Obviously the result of this operation is machine-dependent (since the effect
of casting int to short is machine-dependent).  But on an appropriate machine
this does indeed have not only a sensible but a *useful* effect -- it will
increment the low bytes of i without carrying into the high bytes.

   At any rate the casting of int to short performs a fundamentally different
operation than does casting of pointers (in Wayne's terminology, the former
"converts" and the latter "takes-as"), and so it is not necessary for one to
make sense in order for the other to be allowed.
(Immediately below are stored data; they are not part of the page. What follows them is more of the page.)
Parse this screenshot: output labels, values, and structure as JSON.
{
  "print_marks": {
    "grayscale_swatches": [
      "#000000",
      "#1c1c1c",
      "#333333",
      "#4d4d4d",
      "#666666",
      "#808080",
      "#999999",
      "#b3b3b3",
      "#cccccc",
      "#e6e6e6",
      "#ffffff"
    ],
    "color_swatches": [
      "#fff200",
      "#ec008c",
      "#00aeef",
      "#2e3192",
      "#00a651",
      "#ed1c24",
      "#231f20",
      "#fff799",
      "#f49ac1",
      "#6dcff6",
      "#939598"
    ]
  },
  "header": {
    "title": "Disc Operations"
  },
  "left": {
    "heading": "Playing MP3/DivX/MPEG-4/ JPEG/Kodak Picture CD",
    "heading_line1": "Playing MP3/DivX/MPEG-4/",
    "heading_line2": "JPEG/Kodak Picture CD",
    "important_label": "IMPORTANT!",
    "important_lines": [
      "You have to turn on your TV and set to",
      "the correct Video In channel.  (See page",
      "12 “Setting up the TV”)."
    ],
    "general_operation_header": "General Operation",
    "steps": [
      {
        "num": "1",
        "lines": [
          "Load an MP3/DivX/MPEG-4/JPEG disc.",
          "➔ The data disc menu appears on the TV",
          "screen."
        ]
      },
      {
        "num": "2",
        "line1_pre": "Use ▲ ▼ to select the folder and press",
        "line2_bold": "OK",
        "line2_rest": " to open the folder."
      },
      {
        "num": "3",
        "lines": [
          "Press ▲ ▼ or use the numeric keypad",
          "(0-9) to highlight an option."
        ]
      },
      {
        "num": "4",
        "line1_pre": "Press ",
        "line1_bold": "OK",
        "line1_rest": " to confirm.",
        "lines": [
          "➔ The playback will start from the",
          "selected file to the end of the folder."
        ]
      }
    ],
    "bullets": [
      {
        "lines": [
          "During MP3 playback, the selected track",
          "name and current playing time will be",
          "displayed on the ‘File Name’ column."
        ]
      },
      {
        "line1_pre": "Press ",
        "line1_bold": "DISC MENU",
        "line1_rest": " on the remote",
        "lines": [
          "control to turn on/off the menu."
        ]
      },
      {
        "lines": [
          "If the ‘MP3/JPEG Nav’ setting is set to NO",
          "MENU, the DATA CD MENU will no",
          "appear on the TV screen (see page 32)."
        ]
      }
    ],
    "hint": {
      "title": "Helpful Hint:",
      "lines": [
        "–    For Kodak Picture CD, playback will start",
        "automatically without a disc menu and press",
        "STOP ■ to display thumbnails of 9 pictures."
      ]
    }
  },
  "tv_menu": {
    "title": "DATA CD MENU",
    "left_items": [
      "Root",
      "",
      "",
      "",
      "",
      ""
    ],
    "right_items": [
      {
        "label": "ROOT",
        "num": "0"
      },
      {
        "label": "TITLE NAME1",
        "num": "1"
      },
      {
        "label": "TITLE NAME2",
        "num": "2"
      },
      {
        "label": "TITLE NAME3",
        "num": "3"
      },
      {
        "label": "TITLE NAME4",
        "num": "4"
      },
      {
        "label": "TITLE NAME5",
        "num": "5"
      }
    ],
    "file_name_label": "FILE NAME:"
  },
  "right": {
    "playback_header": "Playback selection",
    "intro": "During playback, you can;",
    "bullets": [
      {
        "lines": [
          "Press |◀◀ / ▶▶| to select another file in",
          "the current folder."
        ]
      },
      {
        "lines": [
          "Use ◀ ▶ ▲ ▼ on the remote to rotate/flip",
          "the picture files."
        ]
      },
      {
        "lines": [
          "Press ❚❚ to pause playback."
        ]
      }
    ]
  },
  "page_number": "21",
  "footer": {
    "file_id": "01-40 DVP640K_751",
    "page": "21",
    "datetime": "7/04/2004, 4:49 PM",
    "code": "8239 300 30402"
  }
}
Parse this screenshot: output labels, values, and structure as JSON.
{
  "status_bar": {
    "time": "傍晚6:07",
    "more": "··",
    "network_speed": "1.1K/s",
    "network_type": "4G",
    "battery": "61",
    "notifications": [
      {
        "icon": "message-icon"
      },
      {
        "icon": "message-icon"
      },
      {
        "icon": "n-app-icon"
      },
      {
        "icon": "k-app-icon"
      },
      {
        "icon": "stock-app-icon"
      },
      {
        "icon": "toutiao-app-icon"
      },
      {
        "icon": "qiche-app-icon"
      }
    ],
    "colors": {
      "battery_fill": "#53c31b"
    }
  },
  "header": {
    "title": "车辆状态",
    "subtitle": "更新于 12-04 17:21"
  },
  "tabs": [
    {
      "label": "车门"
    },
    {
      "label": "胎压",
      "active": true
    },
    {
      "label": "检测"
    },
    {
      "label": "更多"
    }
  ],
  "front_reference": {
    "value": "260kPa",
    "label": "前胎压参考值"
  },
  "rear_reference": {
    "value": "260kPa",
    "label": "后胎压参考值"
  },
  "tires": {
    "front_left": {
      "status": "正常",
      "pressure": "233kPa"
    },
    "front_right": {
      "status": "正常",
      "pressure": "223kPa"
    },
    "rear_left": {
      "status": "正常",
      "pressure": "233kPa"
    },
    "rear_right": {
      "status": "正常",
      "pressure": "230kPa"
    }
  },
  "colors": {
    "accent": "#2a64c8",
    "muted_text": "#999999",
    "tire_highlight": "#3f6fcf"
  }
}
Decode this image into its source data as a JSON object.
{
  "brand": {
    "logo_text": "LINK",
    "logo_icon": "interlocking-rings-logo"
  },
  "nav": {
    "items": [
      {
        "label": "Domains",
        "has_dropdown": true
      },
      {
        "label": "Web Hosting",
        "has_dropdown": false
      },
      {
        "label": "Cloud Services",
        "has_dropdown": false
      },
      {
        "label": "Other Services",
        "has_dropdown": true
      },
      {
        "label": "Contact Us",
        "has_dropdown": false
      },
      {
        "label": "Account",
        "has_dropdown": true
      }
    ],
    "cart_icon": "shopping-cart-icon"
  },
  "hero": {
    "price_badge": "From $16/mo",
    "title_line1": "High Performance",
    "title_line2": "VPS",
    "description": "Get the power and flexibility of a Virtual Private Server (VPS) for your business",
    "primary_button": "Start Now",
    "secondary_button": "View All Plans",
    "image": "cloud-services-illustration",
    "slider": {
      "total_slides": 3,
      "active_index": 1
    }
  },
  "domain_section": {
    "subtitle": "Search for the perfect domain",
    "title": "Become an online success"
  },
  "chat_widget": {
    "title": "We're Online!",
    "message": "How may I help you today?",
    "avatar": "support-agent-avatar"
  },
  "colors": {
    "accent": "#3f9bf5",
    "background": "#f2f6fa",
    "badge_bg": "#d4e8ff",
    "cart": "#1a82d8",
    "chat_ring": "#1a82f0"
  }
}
   Note also that on most machines the statements

	int *p;
	((int) p)++;

makes sense (it increments the address referenced by p by the addressing unit
of the machine).  In fact this is arguably the correct way to use the value
produced by 'sizeof';

	(int) p += sizeof (foo);

makes sense on any machine where 'sizeof' gives results in multiples of the
addressing unit of the machine, whereas the more common alternative

	p = (int *) ((char *) p + sizeof (foo));

is both clumsier and makes the unnecessary assumption that sizeof (char) == 1.


   Another justification for casting of lvalues is the case of register
variables.  In this case Wayne's alternative syntax doesn't work:

	register int *p;
	(* ((foo **) &p))++;		<== ERROR

But the idea of casting (or "taking-as") the pointer p as a pointer to foo is
still perfectly valid, and the proposed syntax

	((foo *) p)++;

still makes sense, and can be understood and implemented by a compiler.